L’opéra, comme le conte, semble mal commencer. Un prélude trop statique, qui peine à démarrer. Décor obscur sous une pluie de cendre, lourdeur et lenteur. Nous voilà dans le quotidien confiné de la Cenerentola. Mais peu à peu, la mécanique se réveille au gré des impulsions enjouées de Rossini. Arrivent les belles-sœurs de la pauvre souillon, l’une en jogging revient sans doute d’une séance de fitness, l’autre se rase et se tartine de crème. Une belle paire de starlettes qui porte, dans son trio avec le père, Don Magnifico, toute l’énergie résurgente de la comédie à l’italienne. L’opéra bouffe, c’est cette famille de faussaires, matérialiste et reine de l’hypocrisie.
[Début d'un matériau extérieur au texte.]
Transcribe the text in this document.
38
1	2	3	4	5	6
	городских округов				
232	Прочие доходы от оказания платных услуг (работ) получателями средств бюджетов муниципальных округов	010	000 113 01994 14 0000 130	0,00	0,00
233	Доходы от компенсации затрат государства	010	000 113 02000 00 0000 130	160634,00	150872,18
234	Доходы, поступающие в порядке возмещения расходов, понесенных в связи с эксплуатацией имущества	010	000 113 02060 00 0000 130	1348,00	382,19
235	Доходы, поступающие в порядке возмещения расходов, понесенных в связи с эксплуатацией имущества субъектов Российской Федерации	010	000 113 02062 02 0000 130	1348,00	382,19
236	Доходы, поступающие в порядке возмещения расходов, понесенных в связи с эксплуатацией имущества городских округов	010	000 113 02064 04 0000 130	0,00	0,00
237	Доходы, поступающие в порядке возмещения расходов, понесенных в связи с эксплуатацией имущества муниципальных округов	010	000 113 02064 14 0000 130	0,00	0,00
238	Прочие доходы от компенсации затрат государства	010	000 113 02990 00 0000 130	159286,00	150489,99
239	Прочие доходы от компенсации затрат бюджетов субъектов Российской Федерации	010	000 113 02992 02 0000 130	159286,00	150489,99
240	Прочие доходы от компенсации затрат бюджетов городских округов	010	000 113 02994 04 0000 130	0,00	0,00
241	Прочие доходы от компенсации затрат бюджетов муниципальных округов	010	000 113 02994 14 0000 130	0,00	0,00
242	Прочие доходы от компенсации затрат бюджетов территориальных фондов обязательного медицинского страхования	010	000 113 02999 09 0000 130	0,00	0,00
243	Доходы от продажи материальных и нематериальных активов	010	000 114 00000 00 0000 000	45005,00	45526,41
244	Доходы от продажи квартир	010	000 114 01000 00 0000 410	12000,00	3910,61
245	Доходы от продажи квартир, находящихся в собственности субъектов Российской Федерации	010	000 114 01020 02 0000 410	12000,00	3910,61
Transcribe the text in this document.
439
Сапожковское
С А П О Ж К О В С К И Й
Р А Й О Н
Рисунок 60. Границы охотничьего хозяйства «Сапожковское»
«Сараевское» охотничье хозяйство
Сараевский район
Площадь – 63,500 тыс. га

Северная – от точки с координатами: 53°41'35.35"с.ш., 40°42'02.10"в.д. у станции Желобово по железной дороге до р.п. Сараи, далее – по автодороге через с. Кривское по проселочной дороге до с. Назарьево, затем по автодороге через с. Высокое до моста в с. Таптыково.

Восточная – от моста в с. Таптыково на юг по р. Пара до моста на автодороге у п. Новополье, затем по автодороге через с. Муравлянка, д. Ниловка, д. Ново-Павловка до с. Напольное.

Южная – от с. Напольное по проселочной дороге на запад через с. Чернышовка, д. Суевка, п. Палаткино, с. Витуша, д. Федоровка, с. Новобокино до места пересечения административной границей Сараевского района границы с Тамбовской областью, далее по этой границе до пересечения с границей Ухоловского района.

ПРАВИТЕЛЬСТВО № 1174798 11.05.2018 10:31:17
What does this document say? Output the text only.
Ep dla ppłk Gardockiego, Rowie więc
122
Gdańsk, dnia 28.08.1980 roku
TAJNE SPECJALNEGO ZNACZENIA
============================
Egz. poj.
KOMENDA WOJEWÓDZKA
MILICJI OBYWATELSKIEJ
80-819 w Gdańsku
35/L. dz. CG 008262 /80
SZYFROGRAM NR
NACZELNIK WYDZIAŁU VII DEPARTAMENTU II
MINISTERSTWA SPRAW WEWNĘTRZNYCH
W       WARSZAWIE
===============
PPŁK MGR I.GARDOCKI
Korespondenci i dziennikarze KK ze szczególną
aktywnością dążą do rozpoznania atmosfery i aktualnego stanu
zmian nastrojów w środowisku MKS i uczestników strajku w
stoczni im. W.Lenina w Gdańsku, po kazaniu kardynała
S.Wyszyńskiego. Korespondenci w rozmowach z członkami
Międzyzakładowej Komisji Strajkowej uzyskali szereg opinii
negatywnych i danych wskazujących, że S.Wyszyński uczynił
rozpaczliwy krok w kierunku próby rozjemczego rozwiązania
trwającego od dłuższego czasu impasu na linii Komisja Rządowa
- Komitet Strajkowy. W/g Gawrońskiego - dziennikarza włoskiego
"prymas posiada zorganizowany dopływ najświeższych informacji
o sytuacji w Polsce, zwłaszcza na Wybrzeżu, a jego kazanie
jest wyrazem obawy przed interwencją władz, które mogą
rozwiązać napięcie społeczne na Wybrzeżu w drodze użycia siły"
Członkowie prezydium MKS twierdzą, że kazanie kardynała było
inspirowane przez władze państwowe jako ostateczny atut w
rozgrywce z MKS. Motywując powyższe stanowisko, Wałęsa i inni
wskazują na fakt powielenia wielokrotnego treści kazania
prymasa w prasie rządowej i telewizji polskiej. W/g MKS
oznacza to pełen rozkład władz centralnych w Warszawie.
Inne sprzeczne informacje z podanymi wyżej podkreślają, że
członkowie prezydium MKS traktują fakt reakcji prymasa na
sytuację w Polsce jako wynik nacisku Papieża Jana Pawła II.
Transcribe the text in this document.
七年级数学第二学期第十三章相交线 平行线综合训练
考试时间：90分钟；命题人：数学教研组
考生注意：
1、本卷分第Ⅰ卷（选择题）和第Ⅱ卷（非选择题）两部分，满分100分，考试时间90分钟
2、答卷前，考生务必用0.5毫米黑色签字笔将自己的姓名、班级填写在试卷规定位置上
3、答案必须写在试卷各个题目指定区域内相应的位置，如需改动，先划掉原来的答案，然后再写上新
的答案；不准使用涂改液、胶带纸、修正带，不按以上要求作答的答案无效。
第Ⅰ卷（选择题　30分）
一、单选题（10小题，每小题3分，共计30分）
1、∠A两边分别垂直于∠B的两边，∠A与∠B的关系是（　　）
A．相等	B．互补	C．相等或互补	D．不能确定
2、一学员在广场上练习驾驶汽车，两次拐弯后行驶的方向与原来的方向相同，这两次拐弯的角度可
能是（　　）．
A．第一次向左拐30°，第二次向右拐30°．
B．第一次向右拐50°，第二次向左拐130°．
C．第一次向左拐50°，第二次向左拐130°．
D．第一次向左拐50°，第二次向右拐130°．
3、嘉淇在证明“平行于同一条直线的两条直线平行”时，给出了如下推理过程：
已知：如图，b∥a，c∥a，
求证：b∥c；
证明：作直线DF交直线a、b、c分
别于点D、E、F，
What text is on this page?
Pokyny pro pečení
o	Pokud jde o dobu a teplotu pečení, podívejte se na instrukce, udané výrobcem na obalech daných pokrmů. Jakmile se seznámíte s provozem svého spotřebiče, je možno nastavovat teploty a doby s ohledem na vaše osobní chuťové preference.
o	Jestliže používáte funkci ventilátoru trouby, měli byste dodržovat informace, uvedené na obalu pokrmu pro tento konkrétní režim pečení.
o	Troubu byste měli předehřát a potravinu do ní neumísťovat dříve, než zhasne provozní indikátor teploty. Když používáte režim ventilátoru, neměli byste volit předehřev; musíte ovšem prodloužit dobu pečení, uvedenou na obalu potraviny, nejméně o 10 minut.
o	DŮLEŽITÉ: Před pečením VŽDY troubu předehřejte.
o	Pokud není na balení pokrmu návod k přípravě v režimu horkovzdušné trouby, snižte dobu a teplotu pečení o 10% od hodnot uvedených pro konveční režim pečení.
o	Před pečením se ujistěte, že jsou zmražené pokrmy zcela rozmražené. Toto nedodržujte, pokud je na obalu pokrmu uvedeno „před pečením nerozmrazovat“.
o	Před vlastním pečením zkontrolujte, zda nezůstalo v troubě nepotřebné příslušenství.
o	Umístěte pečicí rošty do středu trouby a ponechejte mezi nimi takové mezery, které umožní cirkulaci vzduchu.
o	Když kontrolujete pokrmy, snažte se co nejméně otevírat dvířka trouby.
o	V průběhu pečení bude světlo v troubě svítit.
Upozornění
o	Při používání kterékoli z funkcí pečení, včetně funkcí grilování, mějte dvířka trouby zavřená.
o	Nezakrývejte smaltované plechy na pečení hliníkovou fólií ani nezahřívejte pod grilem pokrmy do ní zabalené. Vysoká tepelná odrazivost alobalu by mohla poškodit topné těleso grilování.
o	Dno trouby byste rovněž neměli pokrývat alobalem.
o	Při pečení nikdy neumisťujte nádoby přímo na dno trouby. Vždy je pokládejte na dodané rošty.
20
Mélancolique, étriquée, brimée

Cendrillon, elle, nous chante un tout autre air. Mélancolique, étriquée, vêtue du gris de sa condition, elle est l’opprimée par les puissants, la vérité brimée par l’artifice. Dans une esthétique du clair-obscur où les accalmies succèdent à d’incroyables effervescences, La Cenerentola annoncerait presque le drame romantique par un audacieux mélange des genres qui trouve son apogée dans les passages collégiaux. Duo, trio, quatuor, sextuor…les sentiments se heurtent, se confrontent et se répondent dans une tension et un désordre apparent qui ne soulignent que mieux la maîtrise des interprètes et de l’orchestre. Une « folie organisée », évoque Sandrine Anglade, la metteur en scène, qui galvanise le public par de beaux moments de prouesses.

Grotesque famille que celle de Cendrillon, vorace et avide: le pouvoir est un repas dont rien ne doit rester. (Photo: Alain Kaiser / ONR)

Commandée à Rossini par le Teatro Valle de Rome et créée en 1817, La Cenerentola poursuit à sa manière la réflexion du Barbier de Séville, représenté un an plus tôt. Dans la foulée des Lumières, c’est la condition, sociale plus que filiale, que l’on interroge. Condition du peuple soumis aux caprices des grands, condition de la femme… Les interprétations possibles sont multiples. Pas de marâtre donc, mais un mauvais père qui compte bien marier ses filles pour se faufiler dans les rangs de la noblesse.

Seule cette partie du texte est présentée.